The case of Poland’s largest utility, PGE, shows how Europe’s more coal-intensive power companies are struggling to make a break from fossil fuels, even as the associated risks escalate.
Headwinds facing fossil fuel electricity generation in Europe include a global transition towards low-carbon energy sources, pressure on investors to align their investments accordingly, and wider environmental advocacy opposing bank financing of coal companies.
PGE is one of Europe’s most coal-intensive utilities. Hard coal and brown coal (called lignite) already account for more than 90% of its generation – see Figure below.
PGE has made some green noises lately, for example stating that it is shifting to embrace wind power. In its latest annual report, PGE listed a host of ideas and new technologies of potential interest, including “energy warehouses, electromobility, car sharing, bike sharing, construction of charging stations, LNG, diffuse energy sources, development of coal gasification installations, photovoltaics, intelligent home solutions, natural gas and demand management,” as well as nuclear power and offshore wind.
However, the notion that the company is actually shifting direction is entirely opposite to its actions.
PGE’s present strategy is to achieve leadership in Poland’s power and heating sectors by doubling down on coal. To achieve this, the company is building three new coal power plant units, extending the life of many existing coal plants (to make these compliant with new European air pollution regulations), and acquiring the coal generation assets of its rivals.
In 2017, the company spent PLN 4.3 billion acquiring EDF’s coal assets in Poland; PLN 2.8 billion building new coal plants; PLN 0.6 billion upgrading existing coal plants; and PLN 0.08 billion on renewable energy. This renewable energy capex was 44% down from the previous year.
Last year, the company increased the capacity of its coal power plants by 65% and its coal-fired combined heat and power (CHP) plant capacity by 232%, and its renewable energy capacity by less than 3%.
These metrics don’t speak of a company “embracing wind power”!
This week, the Institute for Energy Economics and Financial Analysis (IEEFA) unpicked the financial hazards of PGE’s strategy.
We found that by increasing its coal dependency, PGE is increasing its exposure to carbon and air pollution risks largely out of its control, which may in turn make it difficult to compete in Poland’s new capacity market, a further risk to its financial stability.
Regarding air pollution risks, we estimated that making its existing coal power plants compliant with new EU limits, known as BREF, would increase coal power generation costs by around 10%. Regarding carbon costs, we noted a more than trebling in European carbon prices in the last 12 months, with further rises expected.

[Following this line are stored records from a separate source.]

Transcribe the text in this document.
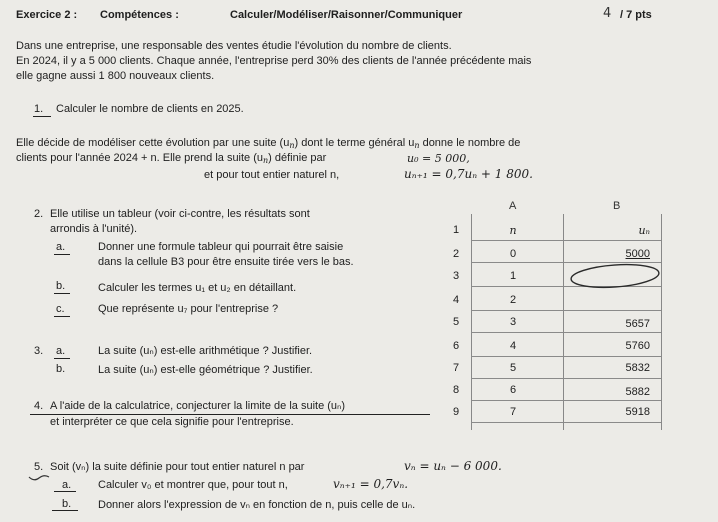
Exercice 2 : Compétences :	Calculer/Modéliser/Raisonner/Communiquer	4 / 7 pts
Dans une entreprise, une responsable des ventes étudie l'évolution du nombre de clients.
En 2024, il y a 5 000 clients. Chaque année, l'entreprise perd 30% des clients de l'année précédente mais
elle gagne aussi 1 800 nouveaux clients.
1. Calculer le nombre de clients en 2025.
Elle décide de modéliser cette évolution par une suite (un) dont le terme général un donne le nombre de
clients pour l'année 2024 + n. Elle prend la suite (un) définie par	u₀ = 5 000,
et pour tout entier naturel n,	uₙ₊₁ = 0,7uₙ + 1 800.
2. Elle utilise un tableur (voir ci-contre, les résultats sont
arrondis à l'unité).
a.	Donner une formule tableur qui pourrait être saisie
dans la cellule B3 pour être ensuite tirée vers le bas.
b.	Calculer les termes u₁ et u₂ en détaillant.
c.	Que représente u₇ pour l'entreprise ?
3. a.	La suite (uₙ) est-elle arithmétique ? Justifier.
b.	La suite (uₙ) est-elle géométrique ? Justifier.
4. A l'aide de la calculatrice, conjecturer la limite de la suite (uₙ)
et interpréter ce que cela signifie pour l'entreprise.
5. Soit (vₙ) la suite définie pour tout entier naturel n par	vₙ = uₙ − 6 000.
a. Calculer v₀ et montrer que, pour tout n,	vₙ₊₁ = 0,7vₙ.
b. Donner alors l'expression de vₙ en fonction de n, puis celle de uₙ.
A	B
1	n	uₙ
2	0	5000
3	1
4	2
5	3	5657
6	4	5760
7	5	5832
8	6	5882
9	7	5918
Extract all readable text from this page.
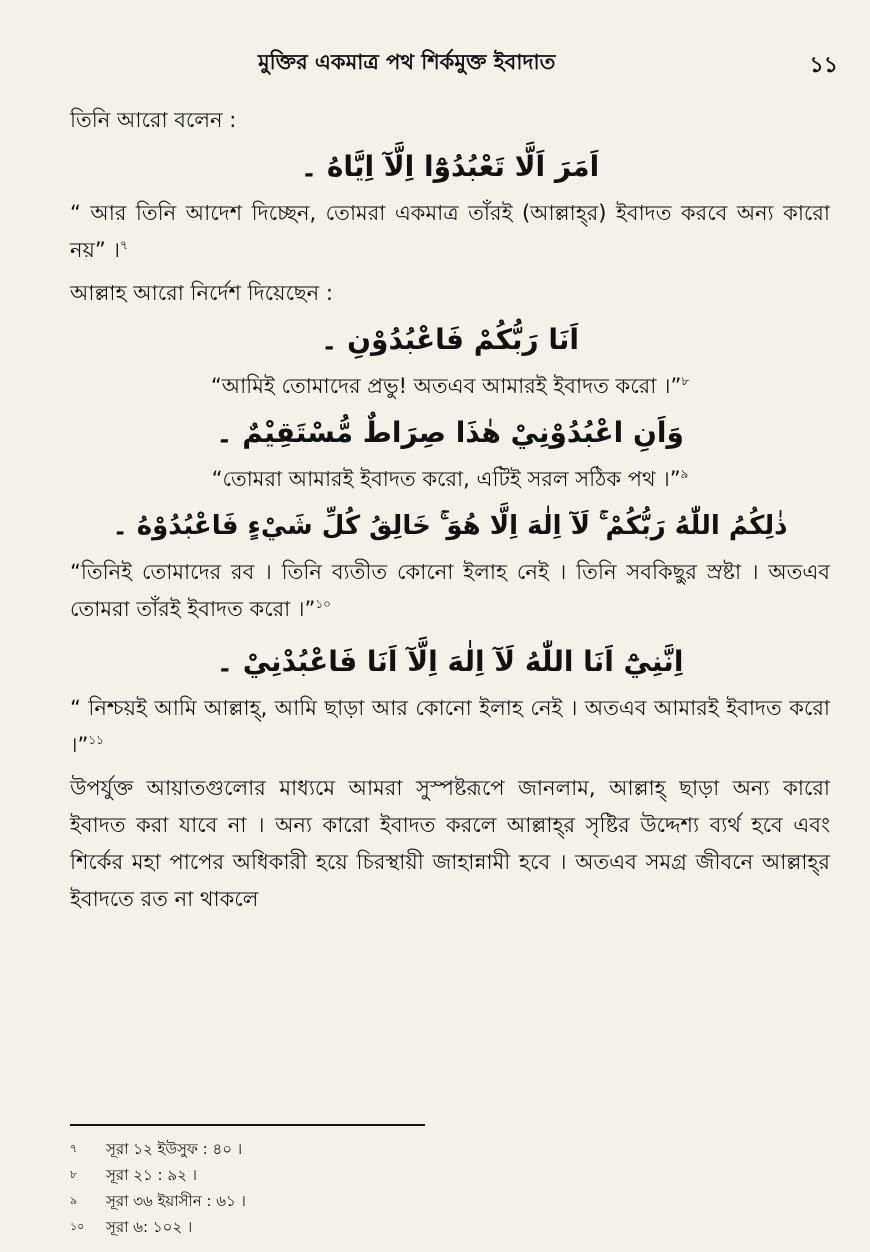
মুক্তির একমাত্র পথ শির্কমুক্ত ইবাদাত	১১

তিনি আরো বলেন :

اَمَرَ اَلَّا تَعْبُدُوْٓا اِلَّآ اِيَّاهُ ۔

“ আর তিনি আদেশ দিচ্ছেন, তোমরা একমাত্র তাঁরই (আল্লাহ্‌র) ইবাদত করবে অন্য কারো নয়” ।$^৭$

আল্লাহ আরো নির্দেশ দিয়েছেন :

اَنَا رَبُّكُمْ فَاعْبُدُوْنِ ۔

“আমিই তোমাদের প্রভু! অতএব আমারই ইবাদত করো ।”$^৮$

وَاَنِ اعْبُدُوْنِيْ هٰذَا صِرَاطٌ مُّسْتَقِيْمٌ ۔

“তোমরা আমারই ইবাদত করো, এটিই সরল সঠিক পথ ।”$^৯$

ذٰلِكُمُ اللّٰهُ رَبُّكُمْ ۚ لَآ اِلٰهَ اِلَّا هُوَ ۚ خَالِقُ كُلِّ شَيْءٍ فَاعْبُدُوْهُ ۔

“তিনিই তোমাদের রব । তিনি ব্যতীত কোনো ইলাহ নেই । তিনি সবকিছুর স্রষ্টা । অতএব তোমরা তাঁরই ইবাদত করো ।”$^{১০}$

اِنَّنِيْٓ اَنَا اللّٰهُ لَآ اِلٰهَ اِلَّآ اَنَا فَاعْبُدْنِيْ ۔

“ নিশ্চয়ই আমি আল্লাহ্‌, আমি ছাড়া আর কোনো ইলাহ নেই । অতএব আমারই ইবাদত করো ।”$^{১১}$

উপর্যুক্ত আয়াতগুলোর মাধ্যমে আমরা সুস্পষ্টরূপে জানলাম, আল্লাহ্‌ ছাড়া অন্য কারো ইবাদত করা যাবে না । অন্য কারো ইবাদত করলে আল্লাহ্‌র সৃষ্টির উদ্দেশ্য ব্যর্থ হবে এবং শির্কের মহা পাপের অধিকারী হয়ে চিরস্থায়ী জাহান্নামী হবে । অতএব সমগ্র জীবনে আল্লাহ্‌র ইবাদতে রত না থাকলে

৭ সূরা ১২ ইউসুফ : ৪০ ।
৮ সূরা ২১ : ৯২ ।
৯ সূরা ৩৬ ইয়াসীন : ৬১ ।
১০ সূরা ৬: ১০২ ।
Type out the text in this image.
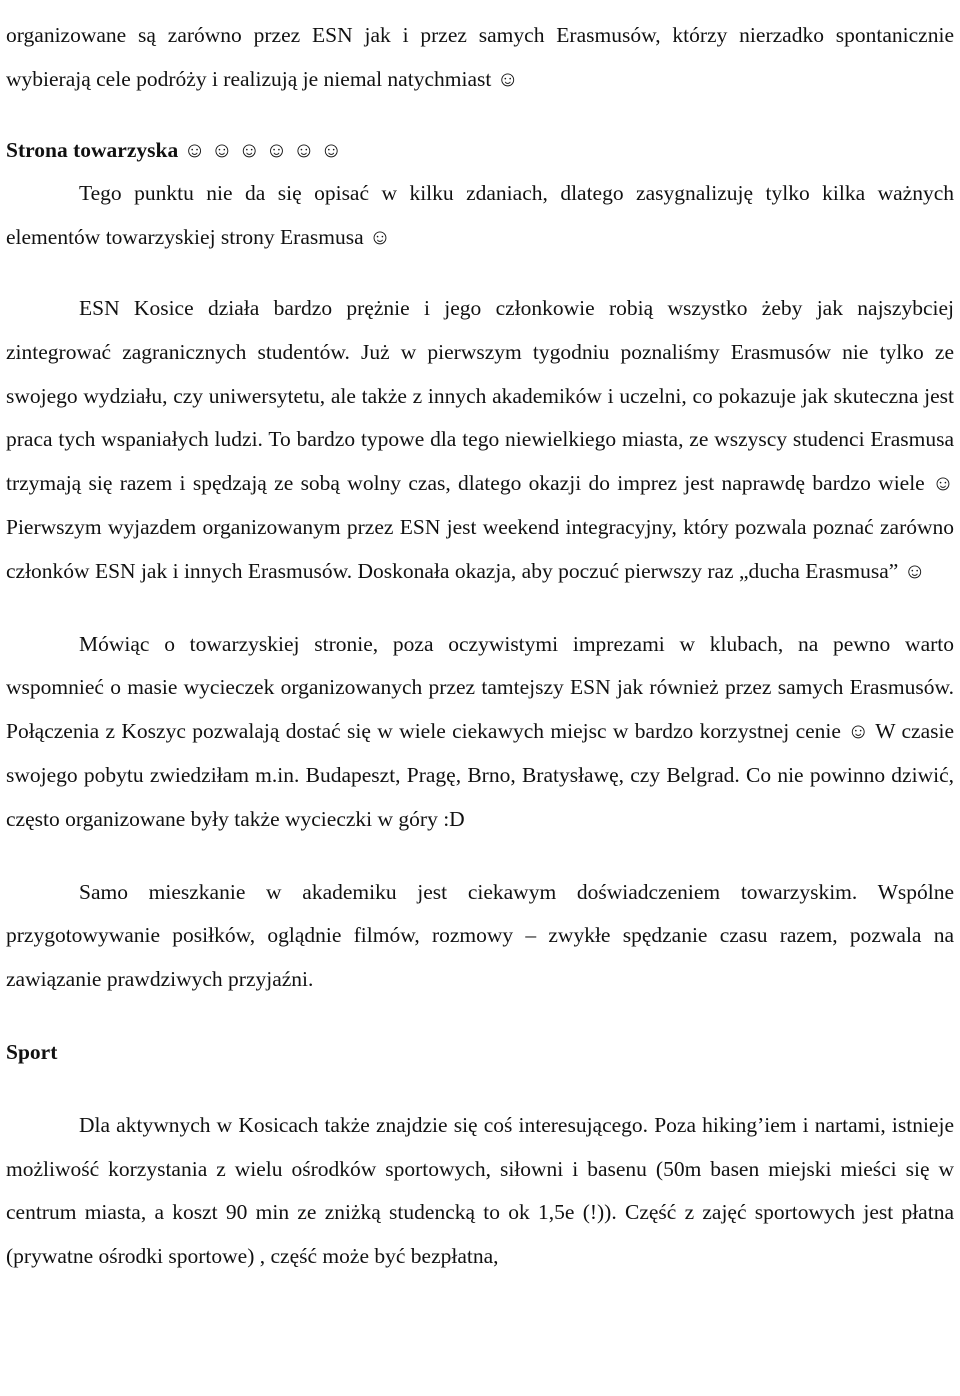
organizowane są zarówno przez ESN jak i przez samych Erasmusów, którzy nierzadko spontanicznie wybierają cele podróży i realizują je niemal natychmiast ☺

Strona towarzyska ☺ ☺ ☺ ☺ ☺ ☺

Tego punktu nie da się opisać w kilku zdaniach, dlatego zasygnalizuję tylko kilka ważnych elementów towarzyskiej strony Erasmusa ☺

ESN Kosice działa bardzo prężnie i jego członkowie robią wszystko żeby jak najszybciej zintegrować zagranicznych studentów. Już w pierwszym tygodniu poznaliśmy Erasmusów nie tylko ze swojego wydziału, czy uniwersytetu, ale także z innych akademików i uczelni, co pokazuje jak skuteczna jest praca tych wspaniałych ludzi. To bardzo typowe dla tego niewielkiego miasta, ze wszyscy studenci Erasmusa trzymają się razem i spędzają ze sobą wolny czas, dlatego okazji do imprez jest naprawdę bardzo wiele ☺ Pierwszym wyjazdem organizowanym przez ESN jest weekend integracyjny, który pozwala poznać zarówno członków ESN jak i innych Erasmusów. Doskonała okazja, aby poczuć pierwszy raz „ducha Erasmusa” ☺

Mówiąc o towarzyskiej stronie, poza oczywistymi imprezami w klubach, na pewno warto wspomnieć o masie wycieczek organizowanych przez tamtejszy ESN jak również przez samych Erasmusów. Połączenia z Koszyc pozwalają dostać się w wiele ciekawych miejsc w bardzo korzystnej cenie ☺ W czasie swojego pobytu zwiedziłam m.in. Budapeszt, Pragę, Brno, Bratysławę, czy Belgrad. Co nie powinno dziwić, często organizowane były także wycieczki w góry :D

Samo mieszkanie w akademiku jest ciekawym doświadczeniem towarzyskim. Wspólne przygotowywanie posiłków, oglądnie filmów, rozmowy – zwykłe spędzanie czasu razem, pozwala na zawiązanie prawdziwych przyjaźni.

Sport

Dla aktywnych w Kosicach także znajdzie się coś interesującego. Poza hiking’iem i nartami, istnieje możliwość korzystania z wielu ośrodków sportowych, siłowni i basenu (50m basen miejski mieści się w centrum miasta, a koszt 90 min ze zniżką studencką to ok 1,5e (!)). Część z zajęć sportowych jest płatna (prywatne ośrodki sportowe) , część może być bezpłatna,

These rising costs may make it more difficult for PGE to compete in Poland’s new capacity market, just as major coal-plant upgrades and new-build and acquisition programmes create greater urgency to secure such capacity payments. Our findings echo warnings from rating agencies that failure to win capacity contracts threaten PGE’s credit ratings, given the company’s capex plans and rising level of net debt. Should PGE fail to secure timely, long-lasting, reliable and appropriately sized capacity payments, the financial consequences could be dire.
We combined our estimates for higher generation costs and capacity market risks in a “hurry versus wait” analysis, comparing two scenarios in a stylized thought experiment, where PGE would choose either to “hurry” to an immediate shift to 100% renewables, or “wait”, and maintain its present fossil fuel-heavy energy mix.

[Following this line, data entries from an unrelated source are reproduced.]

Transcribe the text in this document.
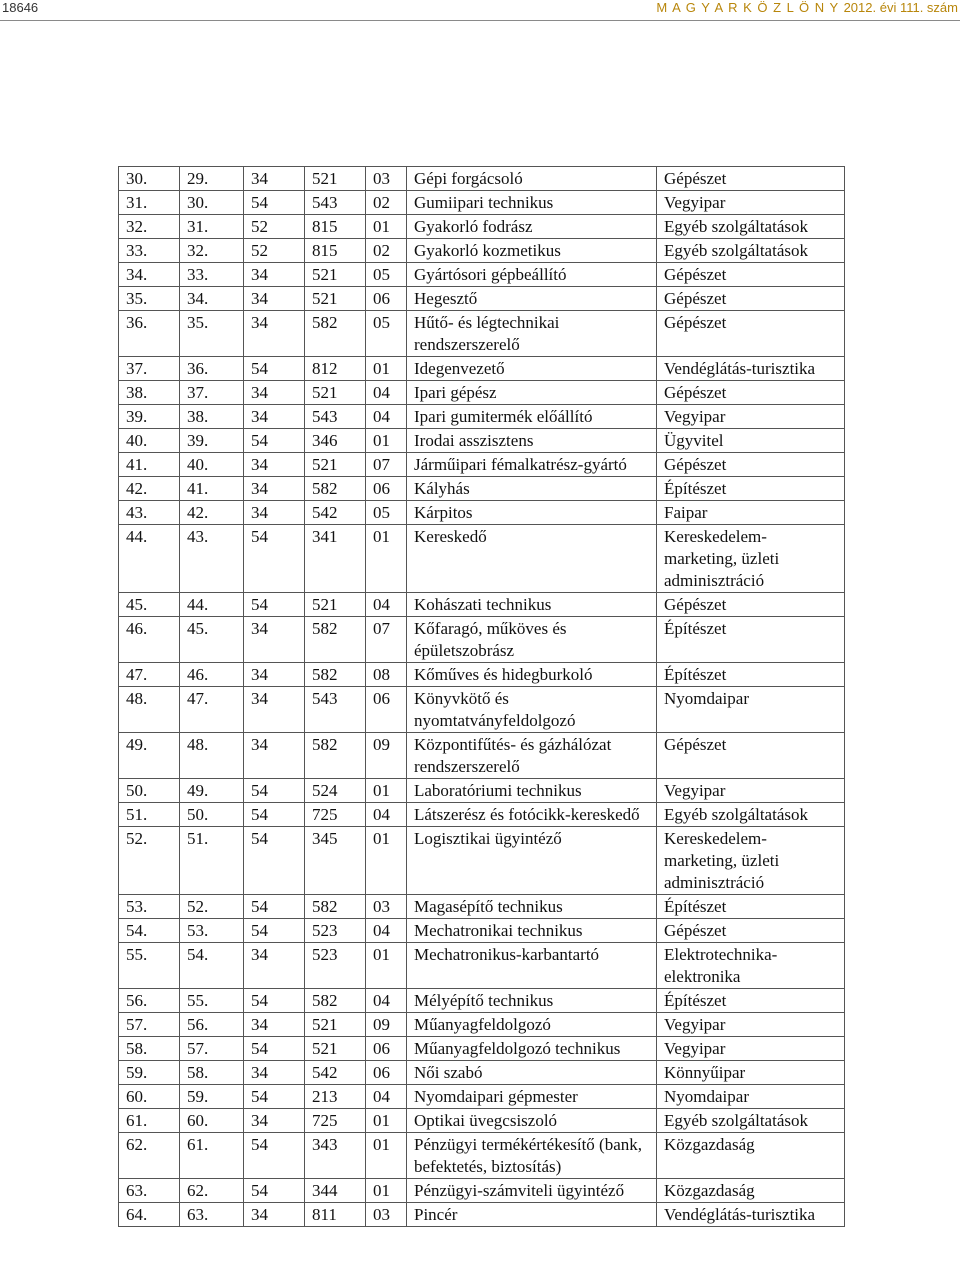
18646	M A G Y A R K Ö Z L Ö N Y 2012. évi 111. szám
30.	29.	34	521	03	Gépi forgácsoló	Gépészet
31.	30.	54	543	02	Gumiipari technikus	Vegyipar
32.	31.	52	815	01	Gyakorló fodrász	Egyéb szolgáltatások
33.	32.	52	815	02	Gyakorló kozmetikus	Egyéb szolgáltatások
34.	33.	34	521	05	Gyártósori gépbeállító	Gépészet
35.	34.	34	521	06	Hegesztő	Gépészet
36.	35.	34	582	05	Hűtő- és légtechnikai rendszerszerelő	Gépészet
37.	36.	54	812	01	Idegenvezető	Vendéglátás-turisztika
38.	37.	34	521	04	Ipari gépész	Gépészet
39.	38.	34	543	04	Ipari gumitermék előállító	Vegyipar
40.	39.	54	346	01	Irodai asszisztens	Ügyvitel
41.	40.	34	521	07	Járműipari fémalkatrész-gyártó	Gépészet
42.	41.	34	582	06	Kályhás	Építészet
43.	42.	34	542	05	Kárpitos	Faipar
44.	43.	54	341	01	Kereskedő	Kereskedelem-marketing, üzleti adminisztráció
45.	44.	54	521	04	Kohászati technikus	Gépészet
46.	45.	34	582	07	Kőfaragó, műköves és épületszobrász	Építészet
47.	46.	34	582	08	Kőműves és hidegburkoló	Építészet
48.	47.	34	543	06	Könyvkötő és nyomtatványfeldolgozó	Nyomdaipar
49.	48.	34	582	09	Központifűtés- és gázhálózat rendszerszerelő	Gépészet
50.	49.	54	524	01	Laboratóriumi technikus	Vegyipar
51.	50.	54	725	04	Látszerész és fotócikk-kereskedő	Egyéb szolgáltatások
52.	51.	54	345	01	Logisztikai ügyintéző	Kereskedelem-marketing, üzleti adminisztráció
53.	52.	54	582	03	Magasépítő technikus	Építészet
54.	53.	54	523	04	Mechatronikai technikus	Gépészet
55.	54.	34	523	01	Mechatronikus-karbantartó	Elektrotechnika-elektronika
56.	55.	54	582	04	Mélyépítő technikus	Építészet
57.	56.	34	521	09	Műanyagfeldolgozó	Vegyipar
58.	57.	54	521	06	Műanyagfeldolgozó technikus	Vegyipar
59.	58.	34	542	06	Női szabó	Könnyűipar
60.	59.	54	213	04	Nyomdaipari gépmester	Nyomdaipar
61.	60.	34	725	01	Optikai üvegcsiszoló	Egyéb szolgáltatások
62.	61.	54	343	01	Pénzügyi termékértékesítő (bank, befektetés, biztosítás)	Közgazdaság
63.	62.	54	344	01	Pénzügyi-számviteli ügyintéző	Közgazdaság
64.	63.	34	811	03	Pincér	Vendéglátás-turisztika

We found that even under the most favourable (and highly unrealistic) conditions, including zero growth in carbon prices and nearly 30 years of continuous capacity payments, the present value of cumulative carbon costs outweigh capacity market revenues by more than two to one. Under this set of assumptions, the fossil-fuel-heavy “wait” scenario would be €3 billion more costly to PGE and its investors than an overnight switch to renewables.
These two scenarios are designed to be extremes, and a practical solution lies somewhere in between. At present, PGE’s fossil-heavy strategy risks leading the company into a vicious circle, sinking capital into building and upgrading coal plants to collect capacity payments, and to pay for carbon emissions. We have shown that it would cost less (in present value terms) for PGE to switch to a majority-renewables portfolio, while also reducing the company’s environmental regulatory risks.
PGE’s recent public statements suggest that it understands the importance for investors of going green, but its actions to date are still rooted in the past.